Internet stocks, the Nifty Fifty, Crocs—Wall Street’s littered with examples of what can go wrong when market fads run amok.

Is the same fate awaiting the increasingly popular investment style known as smart beta?

Among securities industry professionals, the threat level is rising. Concern stems from a surge in money chasing strategies that slice and dice the market based on various stock traits, such as factors like cheapness or volatility. Assets in these smart-beta exchange-traded funds, which use methods that are similar to actively managed portfolios but are in a passive instrument, just topped $500 billion for the first time.

And that’s just the tip of the iceberg. Interest in quantitative investing is exploding as traditional managers like Paul Tudor Jones recruit market technologists in droves. Thousands of data scientists are entering investing contests as crowd-sourced funds like Quantopian promise to plow funds into computer programs. Hedge funds have as much as $300 billion in quant strategies, much of it incorporating factor logic.

Quant’s a craze. And it’s starting to evoke memories of trades that got too crowded in the past.

AQR Capital Management’s Cliff Asness, while not in the Cassandra camp, says it isn’t unusual for the volatility of trading methodologies to increase once they seep into the public consciousness. Crashes, to Asness a natural feature of the investing landscape, become a bigger risk.

“I won’t pretend I don’t wish we were the only ones who knew about these,” the 50-year-old founder of Greenwich, Connecticut-based AQR said.

Concerns about market risks arising from stocks lumped together by factors have been around for a while, topping out a year ago when industry pioneer Rob Arnott warned that many strategies had worked because their popularity was puffing up valuations.

While far from unanimously accepted, Arnott’s theory reflected a concern common in trading circles that once a strategy becomes known, its charms diminish.

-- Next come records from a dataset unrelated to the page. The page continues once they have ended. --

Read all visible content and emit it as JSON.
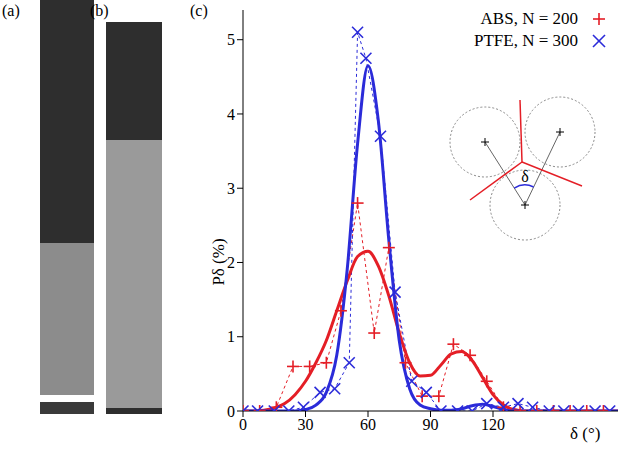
{
  "panel_labels": [
    "(a)",
    "(b)",
    "(c)"
  ],
  "chart_data": {
    "type": "line",
    "xlabel": "δ (°)",
    "ylabel": "Pδ (%)",
    "xlim": [
      0,
      180
    ],
    "xticks": [
      0,
      30,
      60,
      90,
      120
    ],
    "ylim": [
      0,
      5.4
    ],
    "yticks": [
      0,
      1,
      2,
      3,
      4,
      5
    ],
    "legend": "upper right",
    "annotations": [
      {
        "text": "δ"
      }
    ],
    "series": [
      {
        "name": "ABS, N = 200",
        "color": "#e41e26",
        "marker": "plus",
        "line_style": "dashed",
        "x": [
          0,
          8,
          16,
          24,
          32,
          40,
          47,
          55,
          63,
          70,
          78,
          86,
          94,
          101,
          109,
          117,
          125,
          133,
          141,
          149,
          157,
          165,
          173
        ],
        "values": [
          0,
          0,
          0.05,
          0.6,
          0.6,
          0.65,
          1.35,
          2.8,
          1.05,
          2.2,
          0.65,
          0.2,
          0.2,
          0.9,
          0.75,
          0.4,
          0.05,
          0,
          0,
          0,
          0,
          0,
          0
        ]
      },
      {
        "name": "PTFE, N = 300",
        "color": "#2b2bd9",
        "marker": "x",
        "line_style": "dashed",
        "x": [
          0,
          7,
          15,
          22,
          29,
          37,
          44,
          51,
          55,
          59,
          66,
          73,
          81,
          88,
          95,
          103,
          110,
          117,
          125,
          132,
          139,
          147,
          154,
          161,
          169,
          176
        ],
        "values": [
          0,
          0,
          0,
          0,
          0.05,
          0.25,
          0.3,
          0.65,
          5.1,
          4.75,
          3.7,
          1.6,
          0.4,
          0.25,
          0,
          0,
          0,
          0.1,
          0.05,
          0.1,
          0.05,
          0,
          0,
          0,
          0,
          0
        ]
      },
      {
        "color": "#e41e26",
        "line_style": "solid",
        "x": [
          0,
          5,
          10,
          15,
          20,
          25,
          30,
          35,
          40,
          45,
          50,
          55,
          60,
          65,
          70,
          75,
          80,
          85,
          90,
          95,
          100,
          105,
          110,
          115,
          120,
          125,
          130,
          135,
          140,
          150,
          160,
          170,
          180
        ],
        "values": [
          0,
          0,
          0.01,
          0.04,
          0.1,
          0.22,
          0.4,
          0.65,
          0.95,
          1.35,
          1.75,
          2.08,
          2.15,
          1.95,
          1.55,
          1.05,
          0.65,
          0.47,
          0.48,
          0.62,
          0.77,
          0.8,
          0.68,
          0.45,
          0.22,
          0.08,
          0.02,
          0,
          0,
          0,
          0,
          0,
          0
        ]
      },
      {
        "color": "#2b2bd9",
        "line_style": "solid",
        "x": [
          0,
          5,
          10,
          15,
          20,
          25,
          30,
          35,
          40,
          45,
          50,
          55,
          60,
          65,
          70,
          75,
          80,
          85,
          90,
          95,
          100,
          105,
          110,
          115,
          120,
          125,
          130,
          135,
          140,
          150,
          160,
          170,
          180
        ],
        "values": [
          0,
          0,
          0,
          0,
          0,
          0,
          0.02,
          0.08,
          0.25,
          0.75,
          1.9,
          3.6,
          4.65,
          3.9,
          2.3,
          0.95,
          0.3,
          0.08,
          0.03,
          0.01,
          0.01,
          0.03,
          0.07,
          0.09,
          0.06,
          0.02,
          0,
          0,
          0,
          0,
          0,
          0,
          0
        ]
      }
    ]
  }
}
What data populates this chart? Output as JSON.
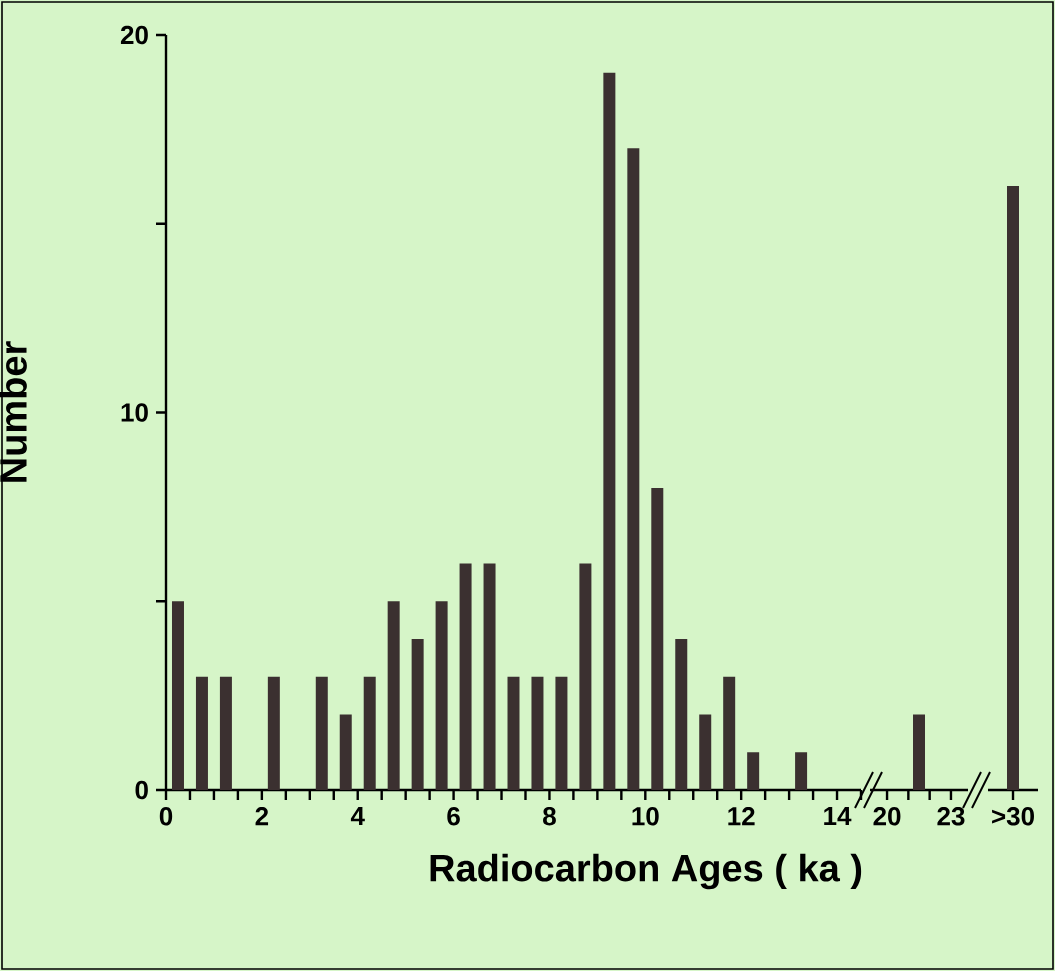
{
  "chart_data": [
    {
      "type": "bar",
      "xlabel": "Radiocarbon Ages ( ka )",
      "ylabel": "Number",
      "color": "#3b3030",
      "x": [
        0.25,
        0.75,
        1.25,
        2.25,
        3.25,
        3.75,
        4.25,
        4.75,
        5.25,
        5.75,
        6.25,
        6.75,
        7.25,
        7.75,
        8.25,
        8.75,
        9.25,
        9.75,
        10.25,
        10.75,
        11.25,
        11.75,
        12.25,
        13.25
      ],
      "values": [
        5,
        3,
        3,
        3,
        3,
        2,
        3,
        5,
        4,
        5,
        6,
        6,
        3,
        3,
        3,
        6,
        19,
        17,
        8,
        4,
        2,
        3,
        1,
        1
      ],
      "xlim": [
        0,
        14.5
      ],
      "xticks": [
        0,
        {
          "value": 0.5,
          "label": null
        },
        {
          "value": 1,
          "label": null
        },
        {
          "value": 1.5,
          "label": null
        },
        2,
        {
          "value": 2.5,
          "label": null
        },
        {
          "value": 3,
          "label": null
        },
        {
          "value": 3.5,
          "label": null
        },
        4,
        {
          "value": 4.5,
          "label": null
        },
        {
          "value": 5,
          "label": null
        },
        {
          "value": 5.5,
          "label": null
        },
        6,
        {
          "value": 6.5,
          "label": null
        },
        {
          "value": 7,
          "label": null
        },
        {
          "value": 7.5,
          "label": null
        },
        8,
        {
          "value": 8.5,
          "label": null
        },
        {
          "value": 9,
          "label": null
        },
        {
          "value": 9.5,
          "label": null
        },
        10,
        {
          "value": 10.5,
          "label": null
        },
        {
          "value": 11,
          "label": null
        },
        {
          "value": 11.5,
          "label": null
        },
        12,
        {
          "value": 12.5,
          "label": null
        },
        {
          "value": 13,
          "label": null
        },
        {
          "value": 13.5,
          "label": null
        },
        14,
        {
          "value": 14.5,
          "label": null
        }
      ],
      "ylim": [
        0,
        20
      ],
      "yticks": [
        0,
        {
          "value": 5,
          "label": null
        },
        10,
        {
          "value": 15,
          "label": null
        },
        20
      ]
    },
    {
      "type": "bar",
      "color": "#3b3030",
      "x": [
        21.5
      ],
      "values": [
        2
      ],
      "xlim": [
        19.2,
        23.8
      ],
      "xticks": [
        20,
        {
          "value": 21,
          "label": null
        },
        {
          "value": 22,
          "label": null
        },
        23
      ],
      "ylim": [
        0,
        20
      ],
      "tick_labels": "x"
    },
    {
      "type": "bar",
      "color": "#3b3030",
      "categories": [
        ">30"
      ],
      "values": [
        16
      ],
      "ylim": [
        0,
        20
      ],
      "tick_labels": "x"
    }
  ]
}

For program traders, the classic example was the August 2007 quant meltdown, in which correlated bets among a swath of hedge funds turned sour and resulted in widespread losses.

Evidence has accrued over the years that it becomes harder to profit from market anomalies once they’re harvested en masse. Take investment ideas outlined in academic papers. Three years after publication, their returns fall by more than half, according to research from David McLean, a finance professor at DePaul University.